On Wed, Jul 09, 2014 at 09:24:54AM +0530, Preeti U Murthy wrote:
In the example that I mention above, t1 and t2 are on the rq of cpu0; while t1 is running on cpu0, t2 is on the rq but does not have cpu1 in its cpus allowed mask. So during load balance, cpu1 tries to pull t2, cannot do so, and hence LBF_ALL_PINNED flag is set and it jumps to out_balanced. Note that there are only two sched groups at this level of sched domain.one with cpu0 and the other with cpu1. In this scenario we do not try to do active load balancing, atleast thats what the code does now if LBF_ALL_PINNED flag is set.
I think Vince is right in saying that in this scenario ALL_PINNED won't be set. move_tasks() will iterate cfs_rq::cfs_tasks, that list will also include the current running task.
And can_migrate_task() only checks for current after the pinning bits.
Continuing with the above explanation; when LBF_ALL_PINNED flag is set,and we jump to out_balanced, we clear the imbalance flag for the sched_group comprising of cpu0 and cpu1,although there is actually an imbalance. t2 could still be migrated to say cpu2/cpu3 (t2 has them in its cpus allowed mask) in another sched group when load balancing is done at the next sched domain level.
And this is where Vince is wrong; note how update_sg_lb_stats()/sg_imbalance() uses group->sgc->imbalance, but load_balance() sets: sd_parent->groups->sgc->imbalance, so explicitly one level up.
So what we can do I suppose is clear 'group->sgc->imbalance' at out_balanced.

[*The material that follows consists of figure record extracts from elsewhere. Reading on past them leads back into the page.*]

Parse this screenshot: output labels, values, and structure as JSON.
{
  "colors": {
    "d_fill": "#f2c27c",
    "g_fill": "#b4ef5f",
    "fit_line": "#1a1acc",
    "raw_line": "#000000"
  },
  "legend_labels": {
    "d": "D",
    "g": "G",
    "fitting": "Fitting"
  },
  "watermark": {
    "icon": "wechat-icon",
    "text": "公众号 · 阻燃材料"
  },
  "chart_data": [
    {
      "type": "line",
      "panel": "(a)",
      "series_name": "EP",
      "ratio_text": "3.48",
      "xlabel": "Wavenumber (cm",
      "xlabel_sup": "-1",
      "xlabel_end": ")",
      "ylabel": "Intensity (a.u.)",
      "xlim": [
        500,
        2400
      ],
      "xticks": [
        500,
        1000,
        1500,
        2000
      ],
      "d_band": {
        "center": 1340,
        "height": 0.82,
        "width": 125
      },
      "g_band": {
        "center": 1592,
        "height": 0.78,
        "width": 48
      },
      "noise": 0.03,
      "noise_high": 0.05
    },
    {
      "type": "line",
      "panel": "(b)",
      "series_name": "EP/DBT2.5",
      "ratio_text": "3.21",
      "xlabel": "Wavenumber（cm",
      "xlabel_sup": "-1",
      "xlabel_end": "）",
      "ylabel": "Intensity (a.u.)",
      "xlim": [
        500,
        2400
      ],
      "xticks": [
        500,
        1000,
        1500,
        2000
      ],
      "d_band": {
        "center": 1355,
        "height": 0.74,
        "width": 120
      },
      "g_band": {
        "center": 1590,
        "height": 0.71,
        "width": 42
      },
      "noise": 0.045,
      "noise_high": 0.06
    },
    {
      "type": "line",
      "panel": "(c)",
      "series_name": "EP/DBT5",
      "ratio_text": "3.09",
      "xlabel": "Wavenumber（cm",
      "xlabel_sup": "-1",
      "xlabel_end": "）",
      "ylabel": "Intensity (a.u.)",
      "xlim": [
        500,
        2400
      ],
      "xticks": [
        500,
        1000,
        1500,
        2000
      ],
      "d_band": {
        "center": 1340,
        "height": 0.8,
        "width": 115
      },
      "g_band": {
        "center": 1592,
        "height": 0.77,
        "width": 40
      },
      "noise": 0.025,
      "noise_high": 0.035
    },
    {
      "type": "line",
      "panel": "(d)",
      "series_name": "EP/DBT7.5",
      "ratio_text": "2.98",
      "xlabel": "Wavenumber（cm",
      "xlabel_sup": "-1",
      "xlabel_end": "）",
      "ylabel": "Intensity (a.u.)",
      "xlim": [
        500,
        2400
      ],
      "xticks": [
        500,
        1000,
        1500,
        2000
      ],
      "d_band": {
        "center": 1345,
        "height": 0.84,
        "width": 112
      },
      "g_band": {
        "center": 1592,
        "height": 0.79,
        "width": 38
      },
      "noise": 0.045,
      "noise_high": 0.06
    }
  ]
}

In any case, the entirely of this group imbalance crap is just that, crap. Its a terribly difficult situation and the current bits more or less fudge around some of the common cases. Also see the comment near sg_imbalanced(). Its not a solid and 'correct' anything. Its a bunch of hacks trying to deal with hard cases.
A 'good' solution would be prohibitively expensive I fear.